In 1970 the Indian population of Utah was 11,273—an increase from 6,961 in 1960. In 1980 there were 19,158 Native Americans, who were finally approaching the estimated 20,000 Indians inhabiting the state at the time of Mormon settlement. Navajos are the most populous group in the state, followed by the Northern Ute. Today, a significant proportion of Utah’s Indians live and work in urban centers and represent tribal groups from throughout North America.
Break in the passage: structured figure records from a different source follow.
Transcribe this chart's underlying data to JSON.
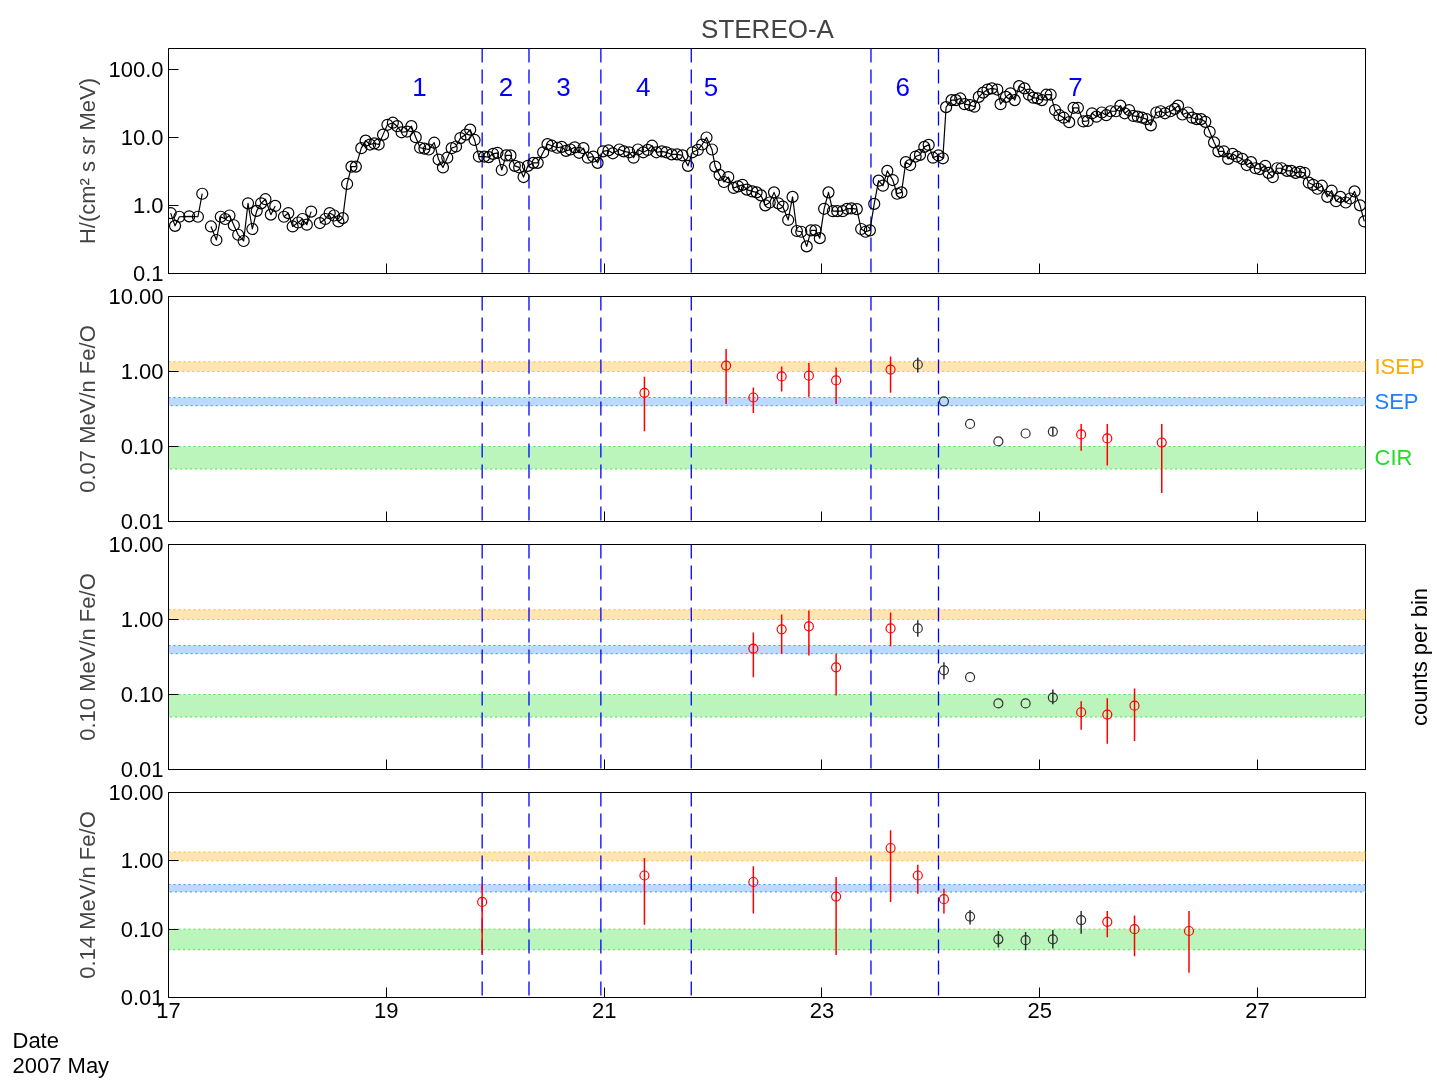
{
  "chart_data": [
    {
      "type": "line",
      "title": "STEREO-A",
      "ylabel": "H/(cm² s sr MeV)",
      "log": "y",
      "marker": "circle",
      "line_style": "solid",
      "tick_labels": "y",
      "xlim": [
        17,
        28
      ],
      "xticks": [
        17,
        19,
        21,
        23,
        25,
        27
      ],
      "ylim": [
        0.1,
        200
      ],
      "yticks": [
        {
          "value": 0.1,
          "label": "0.1"
        },
        {
          "value": 1,
          "label": "1.0"
        },
        {
          "value": 10,
          "label": "10.0"
        },
        {
          "value": 100,
          "label": "100.0"
        }
      ],
      "series": [
        {
          "color": "#000000",
          "x": [
            17.02,
            17.06,
            17.1,
            17.19,
            17.27,
            17.31,
            17.35,
            17.39,
            17.44,
            17.48,
            17.52,
            17.56,
            17.6,
            17.64,
            17.69,
            17.73,
            17.77,
            17.81,
            17.85,
            17.89,
            17.94,
            17.98,
            18.02,
            18.06,
            18.1,
            18.14,
            18.19,
            18.23,
            18.27,
            18.31,
            18.35,
            18.39,
            18.44,
            18.48,
            18.52,
            18.56,
            18.6,
            18.64,
            18.68,
            18.72,
            18.77,
            18.81,
            18.85,
            18.89,
            18.93,
            18.97,
            19.01,
            19.06,
            19.1,
            19.14,
            19.19,
            19.23,
            19.27,
            19.31,
            19.35,
            19.39,
            19.44,
            19.48,
            19.52,
            19.56,
            19.6,
            19.64,
            19.68,
            19.73,
            19.77,
            19.81,
            19.85,
            19.9,
            19.94,
            19.98,
            20.02,
            20.06,
            20.1,
            20.14,
            20.18,
            20.22,
            20.26,
            20.3,
            20.35,
            20.39,
            20.44,
            20.48,
            20.52,
            20.57,
            20.61,
            20.65,
            20.69,
            20.73,
            20.77,
            20.81,
            20.85,
            20.9,
            20.94,
            20.99,
            21.04,
            21.08,
            21.14,
            21.18,
            21.23,
            21.27,
            21.31,
            21.36,
            21.4,
            21.44,
            21.48,
            21.53,
            21.57,
            21.62,
            21.67,
            21.72,
            21.77,
            21.81,
            21.86,
            21.9,
            21.94,
            21.99,
            22.02,
            22.06,
            22.1,
            22.14,
            22.19,
            22.23,
            22.27,
            22.31,
            22.36,
            22.4,
            22.44,
            22.48,
            22.52,
            22.56,
            22.6,
            22.64,
            22.69,
            22.73,
            22.77,
            22.81,
            22.86,
            22.9,
            22.94,
            22.98,
            23.02,
            23.06,
            23.1,
            23.14,
            23.19,
            23.23,
            23.27,
            23.32,
            23.36,
            23.4,
            23.44,
            23.48,
            23.52,
            23.56,
            23.6,
            23.65,
            23.69,
            23.73,
            23.77,
            23.81,
            23.86,
            23.9,
            23.94,
            23.98,
            24.02,
            24.07,
            24.11,
            24.14,
            24.19,
            24.23,
            24.27,
            24.31,
            24.36,
            24.4,
            24.44,
            24.48,
            24.52,
            24.56,
            24.61,
            24.64,
            24.69,
            24.73,
            24.77,
            24.81,
            24.86,
            24.9,
            24.94,
            24.98,
            25.02,
            25.06,
            25.1,
            25.14,
            25.18,
            25.22,
            25.27,
            25.31,
            25.35,
            25.4,
            25.44,
            25.48,
            25.52,
            25.57,
            25.61,
            25.65,
            25.7,
            25.74,
            25.78,
            25.82,
            25.86,
            25.9,
            25.94,
            25.98,
            26.02,
            26.07,
            26.11,
            26.15,
            26.2,
            26.24,
            26.27,
            26.31,
            26.36,
            26.4,
            26.44,
            26.48,
            26.52,
            26.56,
            26.6,
            26.64,
            26.69,
            26.73,
            26.77,
            26.81,
            26.86,
            26.9,
            26.94,
            26.98,
            27.02,
            27.07,
            27.1,
            27.14,
            27.18,
            27.22,
            27.27,
            27.31,
            27.35,
            27.39,
            27.43,
            27.47,
            27.51,
            27.55,
            27.59,
            27.64,
            27.68,
            27.72,
            27.76,
            27.81,
            27.85,
            27.89,
            27.94,
            27.98
          ],
          "values": [
            0.77,
            0.5,
            0.68,
            0.69,
            0.68,
            1.48,
            null,
            0.49,
            0.31,
            0.68,
            0.63,
            0.71,
            0.51,
            0.37,
            0.3,
            1.07,
            0.45,
            0.83,
            1.07,
            1.23,
            0.73,
            0.98,
            null,
            0.68,
            0.77,
            0.49,
            0.56,
            0.63,
            0.52,
            0.81,
            null,
            0.55,
            0.63,
            0.77,
            0.71,
            0.58,
            0.65,
            2.06,
            3.7,
            3.7,
            6.9,
            8.9,
            7.8,
            8.1,
            7.8,
            10.9,
            15.2,
            16.3,
            14.5,
            11.8,
            12.1,
            14.5,
            10.0,
            7.0,
            6.8,
            6.6,
            8.3,
            4.7,
            3.6,
            5.0,
            6.9,
            7.3,
            9.7,
            10.9,
            12.9,
            9.1,
            5.2,
            5.2,
            5.1,
            5.7,
            5.9,
            3.3,
            5.4,
            5.4,
            3.8,
            3.6,
            2.6,
            3.8,
            4.2,
            4.2,
            6.0,
            7.9,
            7.5,
            7.0,
            7.2,
            6.3,
            6.6,
            7.1,
            5.9,
            6.9,
            5.0,
            5.2,
            4.2,
            6.2,
            6.4,
            5.8,
            6.6,
            6.2,
            6.0,
            5.0,
            6.6,
            6.0,
            6.5,
            7.5,
            6.0,
            6.2,
            6.0,
            5.6,
            5.6,
            5.4,
            3.8,
            6.0,
            6.5,
            7.8,
            9.9,
            6.6,
            3.7,
            2.8,
            2.2,
            2.6,
            1.8,
            1.9,
            2.0,
            1.7,
            1.6,
            1.55,
            1.4,
            1.0,
            1.1,
            1.55,
            1.07,
            0.96,
            0.61,
            1.33,
            0.42,
            0.41,
            0.25,
            0.43,
            0.43,
            0.33,
            0.89,
            1.55,
            0.82,
            0.82,
            0.82,
            0.89,
            0.9,
            0.88,
            0.45,
            0.41,
            0.43,
            1.05,
            2.3,
            1.94,
            3.2,
            2.35,
            1.48,
            1.55,
            4.3,
            3.9,
            5.2,
            5.5,
            7.2,
            7.7,
            5.0,
            5.4,
            4.9,
            27.6,
            35,
            35,
            37,
            30.5,
            29.5,
            28,
            39,
            45,
            50,
            52,
            50,
            30.5,
            39,
            44,
            35,
            56,
            52,
            42,
            38,
            37,
            35,
            42,
            42,
            25,
            21,
            19.3,
            16.6,
            27,
            27,
            17,
            17.3,
            22.4,
            20,
            23,
            21,
            24,
            24,
            29,
            22.4,
            25,
            20.5,
            20,
            19.3,
            18.4,
            14.9,
            23,
            24,
            22.4,
            24,
            26,
            29,
            21.5,
            23,
            19.3,
            18.4,
            18.4,
            16.8,
            12,
            8.4,
            6.2,
            6.2,
            4.8,
            5.7,
            5.2,
            4.8,
            3.9,
            4.3,
            3.5,
            3.4,
            3.8,
            3.0,
            2.6,
            3.5,
            3.5,
            3.2,
            3.2,
            3.0,
            3.1,
            3.0,
            2.15,
            2.0,
            1.75,
            1.94,
            1.33,
            1.64,
            1.15,
            1.33,
            1.1,
            1.26,
            1.6,
            1.0,
            0.58
          ]
        }
      ],
      "ref_lines": [
        {
          "axis": "x",
          "value": 19.88,
          "color": "#0000ff",
          "line_style": "dashed"
        },
        {
          "axis": "x",
          "value": 20.31,
          "color": "#0000ff",
          "line_style": "dashed"
        },
        {
          "axis": "x",
          "value": 20.97,
          "color": "#0000ff",
          "line_style": "dashed"
        },
        {
          "axis": "x",
          "value": 21.8,
          "color": "#0000ff",
          "line_style": "dashed"
        },
        {
          "axis": "x",
          "value": 23.45,
          "color": "#0000ff",
          "line_style": "dashed"
        },
        {
          "axis": "x",
          "value": 24.07,
          "color": "#0000ff",
          "line_style": "dashed"
        }
      ],
      "annotations": [
        "1",
        "2",
        "3",
        "4",
        "5",
        "6",
        "7"
      ]
    },
    {
      "type": "scatter",
      "ylabel": "0.07 MeV/n Fe/O",
      "log": "y",
      "marker": "circle",
      "tick_labels": "y",
      "xlim": [
        17,
        28
      ],
      "xticks": [
        17,
        19,
        21,
        23,
        25,
        27
      ],
      "ylim": [
        0.01,
        10
      ],
      "yticks": [
        {
          "value": 0.01,
          "label": "0.01"
        },
        {
          "value": 0.1,
          "label": "0.10"
        },
        {
          "value": 1,
          "label": "1.00"
        },
        {
          "value": 10,
          "label": "10.00"
        }
      ],
      "series": [
        {
          "color": "#ff0000",
          "x": [
            21.37,
            22.12,
            22.37,
            22.63,
            22.88,
            23.13,
            23.63,
            25.38,
            25.62,
            26.12
          ],
          "values": [
            0.52,
            1.2,
            0.45,
            0.86,
            0.88,
            0.76,
            1.06,
            0.145,
            0.128,
            0.113
          ],
          "errors": [
            [
              0.16,
              0.85
            ],
            [
              0.37,
              2.0
            ],
            [
              0.28,
              0.61
            ],
            [
              0.54,
              1.17
            ],
            [
              0.46,
              1.3
            ],
            [
              0.37,
              1.13
            ],
            [
              0.52,
              1.58
            ],
            [
              0.088,
              0.2
            ],
            [
              0.056,
              0.2
            ],
            [
              0.024,
              0.2
            ]
          ]
        },
        {
          "color": "#303030",
          "x": [
            23.88,
            24.12,
            24.36,
            24.62,
            24.87,
            25.12
          ],
          "values": [
            1.24,
            0.4,
            0.2,
            0.117,
            0.149,
            0.158
          ],
          "errors": [
            [
              0.97,
              1.54
            ],
            null,
            null,
            null,
            null,
            [
              0.14,
              0.18
            ]
          ]
        }
      ],
      "ref_lines": [
        {
          "axis": "x",
          "value": 19.88,
          "color": "#0000ff",
          "line_style": "dashed"
        },
        {
          "axis": "x",
          "value": 20.31,
          "color": "#0000ff",
          "line_style": "dashed"
        },
        {
          "axis": "x",
          "value": 20.97,
          "color": "#0000ff",
          "line_style": "dashed"
        },
        {
          "axis": "x",
          "value": 21.8,
          "color": "#0000ff",
          "line_style": "dashed"
        },
        {
          "axis": "x",
          "value": 23.45,
          "color": "#0000ff",
          "line_style": "dashed"
        },
        {
          "axis": "x",
          "value": 24.07,
          "color": "#0000ff",
          "line_style": "dashed"
        }
      ],
      "bands": [
        {
          "axis": "y",
          "from": 1.0,
          "to": 1.35,
          "label": "ISEP",
          "color": "#ffaa00"
        },
        {
          "axis": "y",
          "from": 0.35,
          "to": 0.45,
          "label": "SEP",
          "color": "#2080ff"
        },
        {
          "axis": "y",
          "from": 0.05,
          "to": 0.1,
          "label": "CIR",
          "color": "#22dd22"
        }
      ]
    },
    {
      "type": "scatter",
      "ylabel": "0.10 MeV/n Fe/O",
      "log": "y",
      "marker": "circle",
      "tick_labels": "y",
      "xlim": [
        17,
        28
      ],
      "xticks": [
        17,
        19,
        21,
        23,
        25,
        27
      ],
      "ylim": [
        0.01,
        10
      ],
      "yticks": [
        {
          "value": 0.01,
          "label": "0.01"
        },
        {
          "value": 0.1,
          "label": "0.10"
        },
        {
          "value": 1,
          "label": "1.00"
        },
        {
          "value": 10,
          "label": "10.00"
        }
      ],
      "series": [
        {
          "color": "#ff0000",
          "x": [
            22.37,
            22.63,
            22.88,
            23.13,
            23.63,
            25.38,
            25.62,
            25.87
          ],
          "values": [
            0.41,
            0.74,
            0.81,
            0.23,
            0.76,
            0.058,
            0.054,
            0.071
          ],
          "errors": [
            [
              0.17,
              0.67
            ],
            [
              0.35,
              1.17
            ],
            [
              0.33,
              1.32
            ],
            [
              0.097,
              0.35
            ],
            [
              0.44,
              1.24
            ],
            [
              0.034,
              0.081
            ],
            [
              0.022,
              0.089
            ],
            [
              0.024,
              0.12
            ]
          ]
        },
        {
          "color": "#303030",
          "x": [
            23.88,
            24.12,
            24.36,
            24.62,
            24.87,
            25.12
          ],
          "values": [
            0.76,
            0.21,
            0.17,
            0.076,
            0.076,
            0.091
          ],
          "errors": [
            [
              0.59,
              0.98
            ],
            [
              0.16,
              0.27
            ],
            null,
            null,
            null,
            [
              0.074,
              0.117
            ]
          ]
        }
      ],
      "ref_lines": [
        {
          "axis": "x",
          "value": 19.88,
          "color": "#0000ff",
          "line_style": "dashed"
        },
        {
          "axis": "x",
          "value": 20.31,
          "color": "#0000ff",
          "line_style": "dashed"
        },
        {
          "axis": "x",
          "value": 20.97,
          "color": "#0000ff",
          "line_style": "dashed"
        },
        {
          "axis": "x",
          "value": 21.8,
          "color": "#0000ff",
          "line_style": "dashed"
        },
        {
          "axis": "x",
          "value": 23.45,
          "color": "#0000ff",
          "line_style": "dashed"
        },
        {
          "axis": "x",
          "value": 24.07,
          "color": "#0000ff",
          "line_style": "dashed"
        }
      ],
      "bands": [
        {
          "axis": "y",
          "from": 1.0,
          "to": 1.35,
          "color": "#ffaa00"
        },
        {
          "axis": "y",
          "from": 0.35,
          "to": 0.45,
          "color": "#2080ff"
        },
        {
          "axis": "y",
          "from": 0.05,
          "to": 0.1,
          "color": "#22dd22"
        }
      ],
      "annotations": [
        "counts per bin"
      ]
    },
    {
      "type": "scatter",
      "ylabel": "0.14 MeV/n Fe/O",
      "xlabel": "Date\n2007 May",
      "log": "y",
      "marker": "circle",
      "xlim": [
        17,
        28
      ],
      "xticks": [
        17,
        19,
        21,
        23,
        25,
        27
      ],
      "ylim": [
        0.01,
        10
      ],
      "yticks": [
        {
          "value": 0.01,
          "label": "0.01"
        },
        {
          "value": 0.1,
          "label": "0.10"
        },
        {
          "value": 1,
          "label": "1.00"
        },
        {
          "value": 10,
          "label": "10.00"
        }
      ],
      "series": [
        {
          "color": "#ff0000",
          "x": [
            19.88,
            21.37,
            22.37,
            23.13,
            23.63,
            23.88,
            24.12,
            25.62,
            25.87,
            26.37
          ],
          "values": [
            0.25,
            0.61,
            0.49,
            0.3,
            1.54,
            0.61,
            0.275,
            0.128,
            0.1,
            0.094
          ],
          "errors": [
            [
              0.042,
              0.46
            ],
            [
              0.116,
              1.1
            ],
            [
              0.17,
              0.83
            ],
            [
              0.042,
              0.58
            ],
            [
              0.25,
              2.8
            ],
            [
              0.33,
              0.88
            ],
            [
              0.17,
              0.39
            ],
            [
              0.076,
              0.185
            ],
            [
              0.04,
              0.158
            ],
            [
              0.023,
              0.185
            ]
          ]
        },
        {
          "color": "#303030",
          "x": [
            24.36,
            24.62,
            24.87,
            25.12,
            25.38
          ],
          "values": [
            0.153,
            0.071,
            0.069,
            0.071,
            0.136
          ],
          "errors": [
            [
              0.117,
              0.19
            ],
            [
              0.054,
              0.094
            ],
            [
              0.049,
              0.091
            ],
            [
              0.052,
              0.097
            ],
            [
              0.086,
              0.185
            ]
          ]
        }
      ],
      "ref_lines": [
        {
          "axis": "x",
          "value": 19.88,
          "color": "#0000ff",
          "line_style": "dashed"
        },
        {
          "axis": "x",
          "value": 20.31,
          "color": "#0000ff",
          "line_style": "dashed"
        },
        {
          "axis": "x",
          "value": 20.97,
          "color": "#0000ff",
          "line_style": "dashed"
        },
        {
          "axis": "x",
          "value": 21.8,
          "color": "#0000ff",
          "line_style": "dashed"
        },
        {
          "axis": "x",
          "value": 23.45,
          "color": "#0000ff",
          "line_style": "dashed"
        },
        {
          "axis": "x",
          "value": 24.07,
          "color": "#0000ff",
          "line_style": "dashed"
        }
      ],
      "bands": [
        {
          "axis": "y",
          "from": 1.0,
          "to": 1.35,
          "color": "#ffaa00"
        },
        {
          "axis": "y",
          "from": 0.35,
          "to": 0.45,
          "color": "#2080ff"
        },
        {
          "axis": "y",
          "from": 0.05,
          "to": 0.1,
          "color": "#22dd22"
        }
      ]
    }
  ]
}
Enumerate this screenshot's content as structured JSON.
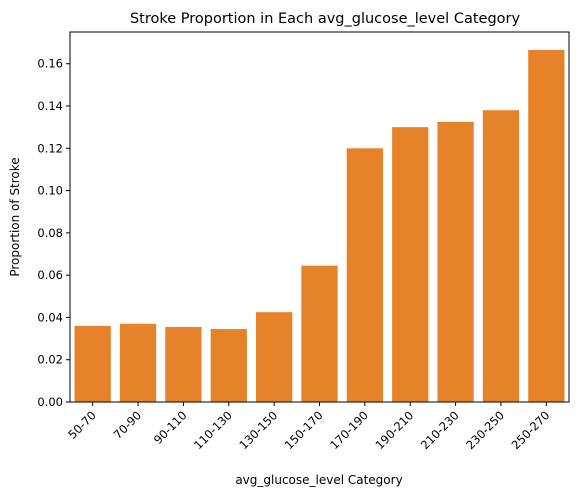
{
  "chart_data": {
    "type": "bar",
    "title": "Stroke Proportion in Each avg_glucose_level Category",
    "xlabel": "avg_glucose_level Category",
    "ylabel": "Proportion of Stroke",
    "categories": [
      "50-70",
      "70-90",
      "90-110",
      "110-130",
      "130-150",
      "150-170",
      "170-190",
      "190-210",
      "210-230",
      "230-250",
      "250-270"
    ],
    "values": [
      0.036,
      0.037,
      0.0355,
      0.0345,
      0.0425,
      0.0645,
      0.12,
      0.13,
      0.1325,
      0.138,
      0.1665
    ],
    "ylim": [
      0,
      0.175
    ],
    "yticks": [
      0.0,
      0.02,
      0.04,
      0.06,
      0.08,
      0.1,
      0.12,
      0.14,
      0.16
    ],
    "ytick_labels": [
      "0.00",
      "0.02",
      "0.04",
      "0.06",
      "0.08",
      "0.10",
      "0.12",
      "0.14",
      "0.16"
    ],
    "bar_color": "#e6832a",
    "grid": false
  }
}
See: Beverly Beeton, “Teach Them to Till the Soil: An Experiment with Indian Farms, 1850-1862,” American Indian Quarterly 3 (Winter 1977-78); Pamela Bunte and Robert J. Franklin, From the Sands to the Mountain: A Study of Change and Persistence in a Southern Paiute Community (1986); Howard Christy, “Open Hand and Mailed Fist: Mormon-Indian Relations in Utah, 1847-52,” Utah Historical Quarterly 46 (Summer 1978); Fred A. Conetah, A History of the Northern Ute People (1982); “Utah Indians,” Utah Historical Quarterly 39 (Spring 1971); Joseph G. Jorgensen, The Sun Dance Religion: Power for the Powerless (1972); Dale L. Morgan, “The Administration of Indian Affairs in Utah, 1851-1858,” Pacific Historical Review 17 (November 1948); Floyd O’Neil and Stanford J. Layton, “Of Pride and Politics: Brigham Young as Indian Superintendent,” Utah Historical Quarterly 46 (Summer 1978); Helen Z. Papanikolas, ed., The Peoples of Utah (1976); Francis Paul Prucha, The Great Father: The United States Government and the American Indians (1984); S. Lyman Tyler, “The Earliest Peoples,” and “The Indians of Utah Territory, in Utah’s History, ed. by Richard Poll, et al. (1989); Richard O. Ulibarri, “Utah’s Unassimilated Minorities,” in Utah’s History, Richard Poll, et al. (1989).